Publié dans En France
Un régime à bout de souffle
 
Le mouvement Nuit debout qui est né de l’opposition, à gauche, à la loi El Khomri "et à son monde" a donné lieu à de multiples commentaires et analyses. La plupart, assez attendus : la presse de gauche y voyant une sympathique réaction populaire face à un gouvernement socialiste qui exaspère sa base, prémices, espère-t-elle, d’un Podemos à la française ; celle de droite, surtout après l’exclusion musclée d’Alain Finkielkraut, n’y discernant rien d’autre que l’extrême gauche révolutionnaire, sectaire et même violente qui rêve toujours du "grand soir".

Le contact, place de la République, laisse une impression curieuse avec beaucoup de petites gens qui cherchent à s’accrocher à quelque chose de tangible, une solidarité visible avec de la nourriture récupérée d’invendus, mais aussi ici ou là un discours méchamment anti-policier, anti-système et les inévitables "commissions" : "féministes radicales", LGBT, "Palestine libre", antispéciste…
Tout cela ne recoupe guère les idées que nous défendons ici, mais je crois que l’on aurait tort d’évacuer Nuit debout comme un simple épiphénomène sans intérêt de l’extrême gauche et de ne pas essayer de comprendre ce que ce mouvement révèle de la crise profonde de notre système démocratique représentatif. Car si ces personnes essaient ainsi de retrouver une capacité d’initiative politique, de réinvestir la chose publique en disant que la politique est l’affaire de tous, c’est bien qu’elles ne se sentent plus du tout représentées par la classe politique, le gouvernement, les députés ou au niveau des différentes instances locales. Et n’oublions pas que c’est ce même sentiment d’être ignoré et méprisé par leurs dirigeants qui avait poussé des millions de Français à manifester avec LMPT des mois durant contre le "mariage pour tous".

Bref, le symptôme est assez simple à comprendre et il est fort inquiétant : de plus en plus de Français ne se sentent plus représentés, la démocratie a été vidée de sa substance pour n’être plus qu’un système qui tourne en rond et dont vit une petite minorité de professionnels – politiques, journalistes qui apparaissent tous plus ou moins liés aux puissances d’argent qui possèdent les grands médias et financent les partis. C’est donc bien le fonctionnement même de notre démocratie qui est visé ici, question dont on admettra sans peine qu’elle n’est pas sans importance.

Parmi des discours abracadabrants, on peut aussi entendre à Nuit debout des propos qui pointent de vrais problèmes : la remise en cause du traité TAFTA entre l’UE et les États-Unis, la critique du mondialisme libéral avec son cortège de délocalisations, et même la vision technocratique de l’Europe… Ils ne sont pas les seuls à avoir compris que, malgré le rouleau compresseur de la propagande, l’UE, telle qu’elle se construit depuis trois décennies, n’était pas la solution mais bien l’un de nos problèmes.
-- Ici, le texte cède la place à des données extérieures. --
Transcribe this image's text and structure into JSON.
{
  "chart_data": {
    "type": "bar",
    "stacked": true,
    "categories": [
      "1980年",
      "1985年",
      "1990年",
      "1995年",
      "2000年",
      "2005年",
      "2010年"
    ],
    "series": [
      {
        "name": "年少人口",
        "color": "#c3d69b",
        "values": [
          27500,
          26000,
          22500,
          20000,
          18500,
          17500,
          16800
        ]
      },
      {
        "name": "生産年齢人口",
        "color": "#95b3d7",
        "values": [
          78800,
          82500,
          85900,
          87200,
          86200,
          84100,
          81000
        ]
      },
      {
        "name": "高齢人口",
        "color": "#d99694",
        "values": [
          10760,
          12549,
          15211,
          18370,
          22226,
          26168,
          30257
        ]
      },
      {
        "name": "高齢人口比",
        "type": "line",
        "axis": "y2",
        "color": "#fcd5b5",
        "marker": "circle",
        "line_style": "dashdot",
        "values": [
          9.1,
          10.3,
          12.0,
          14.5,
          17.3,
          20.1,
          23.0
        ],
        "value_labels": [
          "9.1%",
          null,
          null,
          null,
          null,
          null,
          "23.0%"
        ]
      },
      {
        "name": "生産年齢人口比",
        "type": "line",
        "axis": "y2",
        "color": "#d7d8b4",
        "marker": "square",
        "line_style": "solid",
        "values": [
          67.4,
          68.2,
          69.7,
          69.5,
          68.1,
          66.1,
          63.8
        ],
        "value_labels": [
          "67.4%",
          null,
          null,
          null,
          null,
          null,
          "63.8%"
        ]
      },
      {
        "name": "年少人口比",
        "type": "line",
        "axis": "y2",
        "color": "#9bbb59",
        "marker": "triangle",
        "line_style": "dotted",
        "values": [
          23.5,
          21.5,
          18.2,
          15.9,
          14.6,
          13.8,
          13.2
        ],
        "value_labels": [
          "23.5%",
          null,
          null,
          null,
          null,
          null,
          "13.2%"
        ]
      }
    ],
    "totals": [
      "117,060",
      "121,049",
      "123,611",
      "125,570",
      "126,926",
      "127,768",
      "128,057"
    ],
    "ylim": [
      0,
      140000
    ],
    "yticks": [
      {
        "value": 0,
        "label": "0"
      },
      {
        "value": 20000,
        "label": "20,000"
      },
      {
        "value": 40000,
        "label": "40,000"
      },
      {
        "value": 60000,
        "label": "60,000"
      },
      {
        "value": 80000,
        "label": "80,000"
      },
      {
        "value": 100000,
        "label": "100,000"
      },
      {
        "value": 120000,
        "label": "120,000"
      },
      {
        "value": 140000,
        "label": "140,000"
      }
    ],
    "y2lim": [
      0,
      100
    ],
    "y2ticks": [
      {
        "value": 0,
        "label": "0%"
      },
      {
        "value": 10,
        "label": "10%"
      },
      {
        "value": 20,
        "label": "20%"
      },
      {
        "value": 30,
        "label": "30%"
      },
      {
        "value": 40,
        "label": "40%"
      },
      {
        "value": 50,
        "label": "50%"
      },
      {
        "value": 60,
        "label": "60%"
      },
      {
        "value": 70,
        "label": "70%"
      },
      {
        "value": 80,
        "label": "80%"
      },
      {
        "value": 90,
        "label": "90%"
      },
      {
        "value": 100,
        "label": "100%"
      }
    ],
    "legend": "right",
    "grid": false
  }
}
Qui croit encore, comme l’affirment nos principaux politiques, que nos remèdes résident dans toujours plus d’intégration européenne, quand l’UE, entité ouverte aux quatre vents, apparaît incapable de défendre ses peuples qui se sentent dépossédés de toute souveraineté, le pouvoir européen étant lointain et anonyme, bref tout sauf démocratique ?

Le problème du multiculturalisme
Il est cependant un point sur lequel Nuit debout demeure prisonnier de l’idéologie de l’extrême gauche, c’est celui du multiculturalisme. Sa critique du mondialisme libéral ou de l’UE se heurte à un véritable tabou à gauche, Mathieu Bock-Côté l’explique dans un essai aussi vif que pertinent : "critiquer le multiculturalisme en l’accusant de déconstruire le substrat culturel et identitaire d’une nation ne semble pas toléré dans un espace politique reformaté à partir de la gauche idéologique" (1). Nuit debout ne se distingue guère ici de toute la gauche qui en est toujours à croire à un égalitarisme qui fait de tous les hommes des êtres interchangeables, les notions de culture, d’histoire, de mémoire n’étant pour elle que des aspects secondaires de la personne, des aspects qu’il faut même combattre au prétexte qu’ils entraveraient la liberté de l’homme, alors qu’un individu ainsi désincarné est livré nu et désarmé dans un monde qui lui est étranger ; cette haine de soi se double d’un attrait inconditionnel de l’Autre pourvu de toutes les vertus. Aussi cette gauche milite-t-elle pour une immigration sans limite – l’islam n’est pas un problème – et, en dédaignant ce qui constitue l’humain dans son enracinement national et culturel, est-elle en pointe dans le mouvement de destruction des nations : mais ni la gauche ni même la plupart à droite n’ont réalisé que la destruction des nations – l’atteinte à leur souveraineté et leur identité – brisait le seul cadre empiriquement connu d’un juste fonctionnement de la démocratie. Celle-ci a besoin de s’incarner dans des réalités charnelles, celle de la patrie d’abord, mais aussi, en descendant par cercles concentriques, à de plus petites échelles pour être au niveau de la vie concrète des gens.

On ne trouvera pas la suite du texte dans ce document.